Mathilda klappte ihr Buch zu, legte es neben sich auf die Matratze, stützte sich auf einen Arm und schaute zu Charly herüber. „Ich habe es dir doch gesagt“, sagte sie mit leicht ungeduldigem Unterton in der Stimme.
„Was gesagt?“ gab Charly ehrlich verblüfft zurück. Sie konnte sich nicht daran erinnern, dass Mathilda je über Miss Johns Wohnsituation gesprochen hatte.
„Dass Miss John Lesbierin ist.“
Charly blickte Mathilda erst mit großen Augen an und senkte dann den Blick betreten zu Boden. Sie verstand, dass sie irgendetwas verpasst hatte, aber sie hatte keine Ahnung, was das sein könnte.

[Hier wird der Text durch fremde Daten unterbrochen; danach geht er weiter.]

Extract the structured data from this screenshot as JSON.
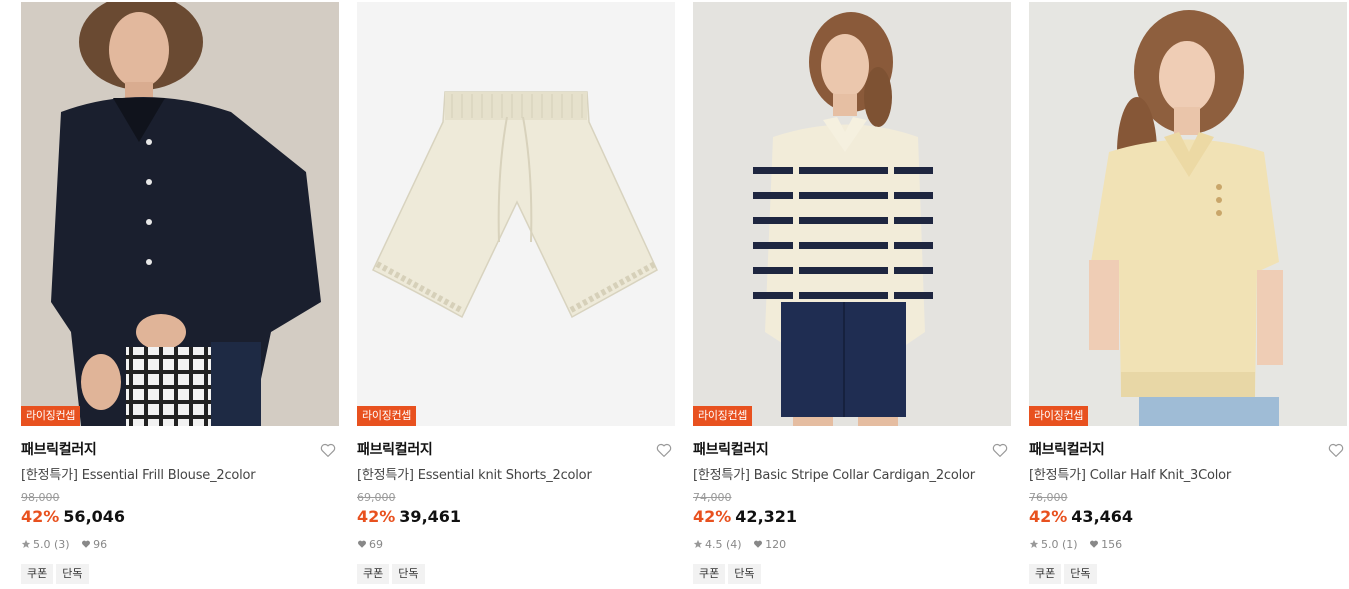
{
  "products": [
    {
      "badge": "라이징컨셉",
      "brand": "패브릭컬러지",
      "title": "[한정특가] Essential Frill Blouse_2color",
      "original_price": "98,000",
      "discount": "42%",
      "price": "56,046",
      "rating": "5.0",
      "reviews": "(3)",
      "likes": "96",
      "tags": [
        "쿠폰",
        "단독"
      ],
      "image": "model-black-blouse"
    },
    {
      "badge": "라이징컨셉",
      "brand": "패브릭컬러지",
      "title": "[한정특가] Essential knit Shorts_2color",
      "original_price": "69,000",
      "discount": "42%",
      "price": "39,461",
      "likes": "69",
      "tags": [
        "쿠폰",
        "단독"
      ],
      "image": "ivory-knit-shorts"
    },
    {
      "badge": "라이징컨셉",
      "brand": "패브릭컬러지",
      "title": "[한정특가] Basic Stripe Collar Cardigan_2color",
      "original_price": "74,000",
      "discount": "42%",
      "price": "42,321",
      "rating": "4.5",
      "reviews": "(4)",
      "likes": "120",
      "tags": [
        "쿠폰",
        "단독"
      ],
      "image": "model-stripe-cardigan"
    },
    {
      "badge": "라이징컨셉",
      "brand": "패브릭컬러지",
      "title": "[한정특가] Collar Half Knit_3Color",
      "original_price": "76,000",
      "discount": "42%",
      "price": "43,464",
      "rating": "5.0",
      "reviews": "(1)",
      "likes": "156",
      "tags": [
        "쿠폰",
        "단독"
      ],
      "image": "model-yellow-knit"
    }
  ],
  "colors": {
    "accent": "#e8511f",
    "tag_bg": "#f2f2f2",
    "muted": "#888888"
  },
  "icons": {
    "wishlist": "heart-outline-icon",
    "rating": "star-icon",
    "likes": "heart-filled-icon"
  }
}
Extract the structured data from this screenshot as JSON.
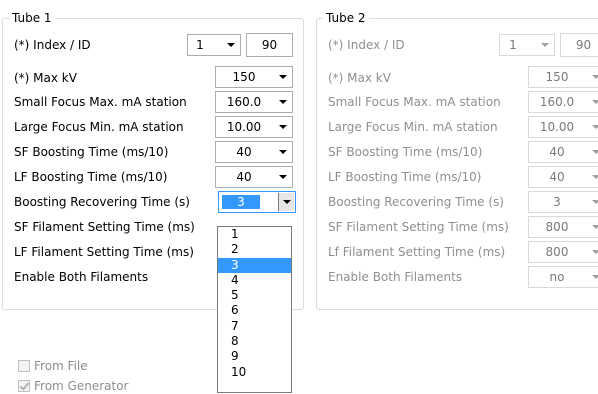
{
  "tube1": {
    "title": "Tube 1",
    "index_label": "(*) Index / ID",
    "index_value": "1",
    "id_value": "90",
    "rows": [
      {
        "label": "(*) Max kV",
        "value": "150"
      },
      {
        "label": "Small Focus Max. mA station",
        "value": "160.0"
      },
      {
        "label": "Large Focus Min. mA station",
        "value": "10.00"
      },
      {
        "label": "SF Boosting Time (ms/10)",
        "value": "40"
      },
      {
        "label": "LF Boosting Time (ms/10)",
        "value": "40"
      },
      {
        "label": "Boosting Recovering Time (s)",
        "value": "3"
      },
      {
        "label": "SF Filament Setting Time (ms)",
        "value": ""
      },
      {
        "label": "LF Filament Setting Time (ms)",
        "value": ""
      },
      {
        "label": "Enable Both Filaments",
        "value": ""
      }
    ]
  },
  "tube2": {
    "title": "Tube 2",
    "index_label": "(*) Index / ID",
    "index_value": "1",
    "id_value": "90",
    "rows": [
      {
        "label": "(*) Max kV",
        "value": "150"
      },
      {
        "label": "Small Focus Max. mA station",
        "value": "160.0"
      },
      {
        "label": "Large Focus Min. mA station",
        "value": "10.00"
      },
      {
        "label": "SF Boosting Time (ms/10)",
        "value": "40"
      },
      {
        "label": "LF Boosting Time (ms/10)",
        "value": "40"
      },
      {
        "label": "Boosting Recovering Time (s)",
        "value": "3"
      },
      {
        "label": "SF Filament Setting Time (ms)",
        "value": "800"
      },
      {
        "label": "Lf Filament Setting Time (ms)",
        "value": "800"
      },
      {
        "label": "Enable Both Filaments",
        "value": "no"
      }
    ]
  },
  "dropdown": {
    "options": [
      "1",
      "2",
      "3",
      "4",
      "5",
      "6",
      "7",
      "8",
      "9",
      "10"
    ],
    "selected": "3"
  },
  "source": {
    "from_file_label": "From File",
    "from_file_checked": false,
    "from_generator_label": "From Generator",
    "from_generator_checked": true
  },
  "colors": {
    "selection": "#3399ff",
    "disabled_text": "#8f8f8f",
    "group_border": "#d5dfe5"
  }
}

Für einen Moment sah Mathilda sie an, als erwartete sie, dass bei Charly gleich der Groschen fallen würde. Als das nicht geschah, hellte sich ihre Miene plötzlich auf. „Du weißt nicht, was eine Lesbierin ist, nicht wahr?“
Charly nickte und schüttelte den Kopf, unsicher, was wohl die richtige Antwort auf die negativ formulierte Frage wäre.
Mathilda lachte. „Ach, Charly, was hast du dir denn gedacht, als ich es dir erzählt habe?“
Charly tat so, als überlege sie ein bisschen, und zuckte dann die Achseln. „Ich habe eigentlich gar nichts gedacht. Ich habe gar nicht darüber nachgedacht.“
Also erzählte Mathilda Charly alles, was sie über Miss John und ihre Freundinnen wusste und auch über einige der anderen Lehrerinnen auf Fenmoore. Charly machte runde Augen. „Und Miss Hodges erlaubt das?“ fragte sie ungläubig.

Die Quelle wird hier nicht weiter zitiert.